Incred-Lead Infosec Engineer

Job Title: Lead Information Security Engineer (Application Security)

Experience Required: 5+ years in Information Security

Location: Whitefield, Bengaluru

Job Summary:

We are looking for a passionate and skilled Lead Information Security Engineer to join our growing InfoSec team. This role will focus on application and infrastructure security, leading vulnerability assessments, penetration testing, and secure code reviews across our web, mobile, API, and cloud platforms. You will play a key role in shaping our security posture and ensuring compliance with industry standards such as OWASP, NIST, ISO 27001.

Key Responsibilities:

Vulnerability Assessment & Penetration Testing

● Lead internal and external VAPT efforts for applications, APIs, cloud, and infrastructure.

● Identify, exploit, and triage vulnerabilities using SAST, DAST, and manual testing.

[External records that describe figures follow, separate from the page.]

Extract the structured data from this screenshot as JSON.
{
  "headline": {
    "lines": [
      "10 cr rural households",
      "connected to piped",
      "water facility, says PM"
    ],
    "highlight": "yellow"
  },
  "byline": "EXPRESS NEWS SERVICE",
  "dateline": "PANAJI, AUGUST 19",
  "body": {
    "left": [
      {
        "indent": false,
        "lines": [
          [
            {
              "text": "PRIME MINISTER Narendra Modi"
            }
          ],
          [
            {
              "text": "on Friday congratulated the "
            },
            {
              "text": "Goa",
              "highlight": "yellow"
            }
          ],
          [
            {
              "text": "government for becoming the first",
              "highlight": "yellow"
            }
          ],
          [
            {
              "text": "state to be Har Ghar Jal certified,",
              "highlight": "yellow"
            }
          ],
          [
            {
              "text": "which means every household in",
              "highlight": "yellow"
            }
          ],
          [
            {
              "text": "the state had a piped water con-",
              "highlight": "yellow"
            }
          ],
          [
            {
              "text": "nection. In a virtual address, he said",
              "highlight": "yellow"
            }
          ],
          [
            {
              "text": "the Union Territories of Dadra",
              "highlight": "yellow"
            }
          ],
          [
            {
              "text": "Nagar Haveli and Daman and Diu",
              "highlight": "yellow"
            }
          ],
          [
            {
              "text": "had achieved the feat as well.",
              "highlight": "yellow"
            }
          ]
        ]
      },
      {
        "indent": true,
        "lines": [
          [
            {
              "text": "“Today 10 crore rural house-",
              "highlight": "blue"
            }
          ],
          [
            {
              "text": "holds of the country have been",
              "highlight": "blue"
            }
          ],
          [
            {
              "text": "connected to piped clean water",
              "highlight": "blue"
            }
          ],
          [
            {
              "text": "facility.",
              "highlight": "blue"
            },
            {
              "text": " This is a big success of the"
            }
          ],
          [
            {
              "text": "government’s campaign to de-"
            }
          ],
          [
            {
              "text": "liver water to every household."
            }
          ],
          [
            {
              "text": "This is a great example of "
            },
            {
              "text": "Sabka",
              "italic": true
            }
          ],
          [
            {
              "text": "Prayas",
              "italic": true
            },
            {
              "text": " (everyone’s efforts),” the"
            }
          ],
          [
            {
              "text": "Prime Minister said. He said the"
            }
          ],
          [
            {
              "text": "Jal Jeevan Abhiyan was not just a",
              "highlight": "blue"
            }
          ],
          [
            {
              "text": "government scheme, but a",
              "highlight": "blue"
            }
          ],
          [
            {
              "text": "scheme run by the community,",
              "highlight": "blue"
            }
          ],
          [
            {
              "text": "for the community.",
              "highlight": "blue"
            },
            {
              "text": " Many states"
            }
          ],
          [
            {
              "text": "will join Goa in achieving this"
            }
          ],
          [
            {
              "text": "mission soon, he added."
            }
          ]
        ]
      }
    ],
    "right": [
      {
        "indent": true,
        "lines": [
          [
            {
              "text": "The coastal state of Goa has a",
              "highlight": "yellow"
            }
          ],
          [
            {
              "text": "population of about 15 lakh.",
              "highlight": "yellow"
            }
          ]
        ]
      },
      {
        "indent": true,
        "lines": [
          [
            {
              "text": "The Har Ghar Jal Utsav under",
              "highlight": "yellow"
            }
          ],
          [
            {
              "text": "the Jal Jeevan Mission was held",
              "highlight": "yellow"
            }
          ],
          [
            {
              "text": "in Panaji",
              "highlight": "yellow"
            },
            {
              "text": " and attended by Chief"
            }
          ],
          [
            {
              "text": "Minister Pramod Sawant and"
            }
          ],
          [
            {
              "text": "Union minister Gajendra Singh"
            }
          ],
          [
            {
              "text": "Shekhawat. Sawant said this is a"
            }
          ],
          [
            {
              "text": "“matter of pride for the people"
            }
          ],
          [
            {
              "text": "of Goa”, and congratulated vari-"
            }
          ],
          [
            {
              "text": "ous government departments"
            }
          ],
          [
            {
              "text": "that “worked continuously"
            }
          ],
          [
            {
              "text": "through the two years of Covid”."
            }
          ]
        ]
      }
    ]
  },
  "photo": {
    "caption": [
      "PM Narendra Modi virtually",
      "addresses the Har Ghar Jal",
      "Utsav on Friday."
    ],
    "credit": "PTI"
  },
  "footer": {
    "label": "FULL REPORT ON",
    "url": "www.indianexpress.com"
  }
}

● Perform secure code reviews and ensure remediation of security flaws.

● Provide PoC documentation and risk-based prioritization of findings.

Threat Analysis & Risk Management

● Conduct thorough threat modeling and risk assessments.

● Work with cross-functional teams to remediate vulnerabilities and reduce risk exposure.

● Maintain and improve the organization’s vulnerability management program.

Security Tooling & Automation

● Use and manage tools like Burp Suite, Metasploit, OWASP ZAP, Nessus, Nmap, and

Kali Linux.

● Develop custom scripts to automate testing (Python, Bash, PowerShell).

● Stay current with emerging threats, zero-days, and exploit techniques.

Reporting & Governance

● Deliver detailed security reports including risk ratings, business impact, and remediation

strategies.

● Ensure alignment with frameworks like OWASP Top 10, NIST, CIS, and ISO 27001.

● Communicate effectively with both technical and non-technical stakeholders.

Collaboration & Secure SDLC

● Partner with DevOps, IT, and engineering teams to embed security in the SDLC.

● Provide guidance on secure coding practices and architecture-level security.

● Support and participate in red/blue team simulations and internal security awareness

efforts.

Required Skills:

● Strong hands-on expertise with VAPT tools and methodologies.

● Deep understanding of application vulnerabilities (e.g., XSS, SQLi, SSRF, IDOR, RCE).

● Proficient in scripting languages (Python, Bash, PowerShell).

● Familiarity with secure coding principles and CI/CD integration.

● Knowledge of cloud security (AWS, GCP, Azure).

● Exposure to frameworks like OWASP, NIST, MITRE ATT&CK.

Preferred Qualifications:

● Industry certifications such as OSCP, CEH, GPEN, or eCPPT.

● Experience with Kubernetes and container security.

● Familiarity with WAF bypass techniques and post-exploitation tools.

● Prior experience working in regulated environments or fintech is a plus.